While not morally equivalent, what Holocaust deniers and avid devotees of Ailes’ dark views have in common is their willingness to believe fantastical claims for which there is no evidence. Those arguing the Shoah did not occur and Ailes’ audience are willing to suspend disbelief and to accept paranoiac and conspiratorial visions and explanations of events and trends affecting them. There is no proof President Obama or immigrants are driving the nation to ruin and there is no substantiation for suggesting that the Nazis never murdered 6 million Jews. The stance of the anti-Semites, who are the bulk of Holocaust deniers, seems to be rooted in a credulous willingness to hate an “other” on the basis of stereotypes and fables that assign that group responsibility for all manner of imagined ills. The position of those willing to believe the dyspeptic Ailes’ vision of the nation seems, too, to rest in a readiness to hate and to blame those reviled for a variety of alleged fears. Indeed, in both populations this willingness to adopt a deeply cruel and conspiratorial understanding seems ultimately to be constructed on utterly unfounded claims that substitute for the actual concerns vexing these individuals. Holocaust deniers target Jews for hate as a means to “explain” their own life prospects and standing. Ailes and those who have adopted his repulsive perspective blame the President of a different color, immigrants (many of whom also have a different complexion) and alleged revilers of the Christian faith for their fears. To adopt these positions apparently allows both groups to make sense of concerns that otherwise are difficult to address in their worldviews, while also providing each group “others” whom they may feel superior to and despise.
In short, Holocaust deniers and today’s devoted supporters of Fox News both exhibit the apparently innate human capability to “other” viciously, regardless of the groundlessness of the assertions underpinning those claims.

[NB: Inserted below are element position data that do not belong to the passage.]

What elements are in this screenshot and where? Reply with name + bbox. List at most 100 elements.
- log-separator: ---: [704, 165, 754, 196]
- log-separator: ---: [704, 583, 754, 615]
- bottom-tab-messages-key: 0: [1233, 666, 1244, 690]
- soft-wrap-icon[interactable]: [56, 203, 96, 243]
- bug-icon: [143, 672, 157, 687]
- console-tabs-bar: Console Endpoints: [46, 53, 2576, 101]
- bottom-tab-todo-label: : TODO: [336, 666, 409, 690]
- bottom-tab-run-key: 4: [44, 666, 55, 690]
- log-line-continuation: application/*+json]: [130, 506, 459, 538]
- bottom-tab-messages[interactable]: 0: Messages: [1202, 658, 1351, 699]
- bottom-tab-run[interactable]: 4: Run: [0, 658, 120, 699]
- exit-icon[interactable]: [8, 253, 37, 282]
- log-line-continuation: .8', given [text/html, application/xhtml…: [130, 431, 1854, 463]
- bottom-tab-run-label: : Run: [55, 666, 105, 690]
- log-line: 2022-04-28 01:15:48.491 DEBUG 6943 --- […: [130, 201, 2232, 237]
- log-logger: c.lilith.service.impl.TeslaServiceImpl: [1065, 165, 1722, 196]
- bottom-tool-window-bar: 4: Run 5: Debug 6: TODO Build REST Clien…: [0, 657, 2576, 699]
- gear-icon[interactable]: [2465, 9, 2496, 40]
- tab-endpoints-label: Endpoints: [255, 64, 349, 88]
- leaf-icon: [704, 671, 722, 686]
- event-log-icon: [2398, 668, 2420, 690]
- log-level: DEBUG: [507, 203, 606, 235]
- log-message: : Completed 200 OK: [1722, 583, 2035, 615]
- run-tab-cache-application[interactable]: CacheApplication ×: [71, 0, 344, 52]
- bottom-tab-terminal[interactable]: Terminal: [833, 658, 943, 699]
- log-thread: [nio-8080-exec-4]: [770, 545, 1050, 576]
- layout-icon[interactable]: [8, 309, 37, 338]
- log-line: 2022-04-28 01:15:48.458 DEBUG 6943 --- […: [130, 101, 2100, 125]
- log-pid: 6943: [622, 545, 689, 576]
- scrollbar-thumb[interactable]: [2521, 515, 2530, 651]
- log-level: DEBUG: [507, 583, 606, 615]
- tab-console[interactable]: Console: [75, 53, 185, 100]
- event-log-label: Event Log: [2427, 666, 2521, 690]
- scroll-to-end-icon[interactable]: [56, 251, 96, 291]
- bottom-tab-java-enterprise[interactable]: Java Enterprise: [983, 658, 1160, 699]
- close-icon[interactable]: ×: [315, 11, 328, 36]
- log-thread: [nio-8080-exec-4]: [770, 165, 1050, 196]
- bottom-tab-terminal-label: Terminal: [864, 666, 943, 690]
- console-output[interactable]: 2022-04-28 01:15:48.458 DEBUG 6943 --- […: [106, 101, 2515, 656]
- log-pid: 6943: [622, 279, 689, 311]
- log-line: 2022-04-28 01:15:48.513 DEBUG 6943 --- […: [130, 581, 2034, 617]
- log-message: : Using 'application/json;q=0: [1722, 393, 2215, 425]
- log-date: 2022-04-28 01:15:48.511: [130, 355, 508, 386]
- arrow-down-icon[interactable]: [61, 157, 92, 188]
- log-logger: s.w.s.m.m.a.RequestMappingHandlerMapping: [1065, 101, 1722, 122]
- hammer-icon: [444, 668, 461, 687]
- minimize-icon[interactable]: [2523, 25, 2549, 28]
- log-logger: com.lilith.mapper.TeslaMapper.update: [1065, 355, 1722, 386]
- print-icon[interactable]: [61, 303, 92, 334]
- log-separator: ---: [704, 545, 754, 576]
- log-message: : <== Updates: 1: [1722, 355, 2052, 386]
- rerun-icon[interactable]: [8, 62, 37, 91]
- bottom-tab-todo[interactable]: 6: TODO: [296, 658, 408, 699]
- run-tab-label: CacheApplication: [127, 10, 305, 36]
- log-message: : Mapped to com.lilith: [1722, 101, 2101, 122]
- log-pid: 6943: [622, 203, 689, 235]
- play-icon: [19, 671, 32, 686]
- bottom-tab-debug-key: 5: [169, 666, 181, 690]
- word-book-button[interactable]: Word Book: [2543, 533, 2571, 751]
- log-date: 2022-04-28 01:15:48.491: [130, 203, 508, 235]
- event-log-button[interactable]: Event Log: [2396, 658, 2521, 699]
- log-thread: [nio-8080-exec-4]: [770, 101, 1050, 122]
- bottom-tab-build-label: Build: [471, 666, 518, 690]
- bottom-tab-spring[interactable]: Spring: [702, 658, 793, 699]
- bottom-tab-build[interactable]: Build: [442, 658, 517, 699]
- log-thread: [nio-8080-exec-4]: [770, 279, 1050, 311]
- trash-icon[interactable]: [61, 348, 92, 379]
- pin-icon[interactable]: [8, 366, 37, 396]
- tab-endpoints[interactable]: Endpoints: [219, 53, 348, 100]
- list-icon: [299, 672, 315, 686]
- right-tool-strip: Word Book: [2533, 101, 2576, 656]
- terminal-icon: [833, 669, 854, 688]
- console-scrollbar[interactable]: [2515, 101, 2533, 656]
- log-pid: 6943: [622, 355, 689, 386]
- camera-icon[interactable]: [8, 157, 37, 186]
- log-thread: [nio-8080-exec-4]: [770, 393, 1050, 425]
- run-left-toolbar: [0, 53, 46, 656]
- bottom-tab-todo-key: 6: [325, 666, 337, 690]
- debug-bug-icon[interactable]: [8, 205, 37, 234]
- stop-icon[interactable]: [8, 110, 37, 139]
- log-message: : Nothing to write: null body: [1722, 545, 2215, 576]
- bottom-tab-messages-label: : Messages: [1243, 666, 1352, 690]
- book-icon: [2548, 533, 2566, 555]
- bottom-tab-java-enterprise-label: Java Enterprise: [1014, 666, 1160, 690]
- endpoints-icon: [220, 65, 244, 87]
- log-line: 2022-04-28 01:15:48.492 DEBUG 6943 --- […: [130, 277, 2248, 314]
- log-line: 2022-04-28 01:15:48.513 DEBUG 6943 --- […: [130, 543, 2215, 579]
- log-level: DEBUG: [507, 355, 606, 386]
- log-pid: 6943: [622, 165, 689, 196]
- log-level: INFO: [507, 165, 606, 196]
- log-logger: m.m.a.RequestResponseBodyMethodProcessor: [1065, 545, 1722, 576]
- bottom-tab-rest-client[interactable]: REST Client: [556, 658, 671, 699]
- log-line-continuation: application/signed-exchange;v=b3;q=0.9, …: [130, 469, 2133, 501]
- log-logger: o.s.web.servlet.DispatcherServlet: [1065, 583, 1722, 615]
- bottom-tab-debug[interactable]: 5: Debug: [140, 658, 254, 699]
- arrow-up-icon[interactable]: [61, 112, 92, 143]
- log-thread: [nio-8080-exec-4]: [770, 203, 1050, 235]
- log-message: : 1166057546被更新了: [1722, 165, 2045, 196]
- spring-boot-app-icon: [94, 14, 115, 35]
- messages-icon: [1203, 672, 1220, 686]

The lesson the Ailes example teaches is that entrepreneurs—read Rupert Murdoch in this instance—are willing to exploit this human penchant for profit. The broad political consequences of their efforts are a side product of their ongoing quest for riches. Deniers, meanwhile, force the analyst to confront the apparently limitless capacity of human beings blindly to hate. Both populations remind friends of democracy just how difficult it may be to sustain freedom when those empowered with keeping that flame burning so often evidence deeply powerful inclinations to extinguish it, and on rationales not linked to facts, but to fears, prejudices and brutish imaginings. Democracy poses a profound paradox: The same people who have so often demonstrated unbounded potential for just such behavior must discipline human capacity for evil, if self-governance is to survive.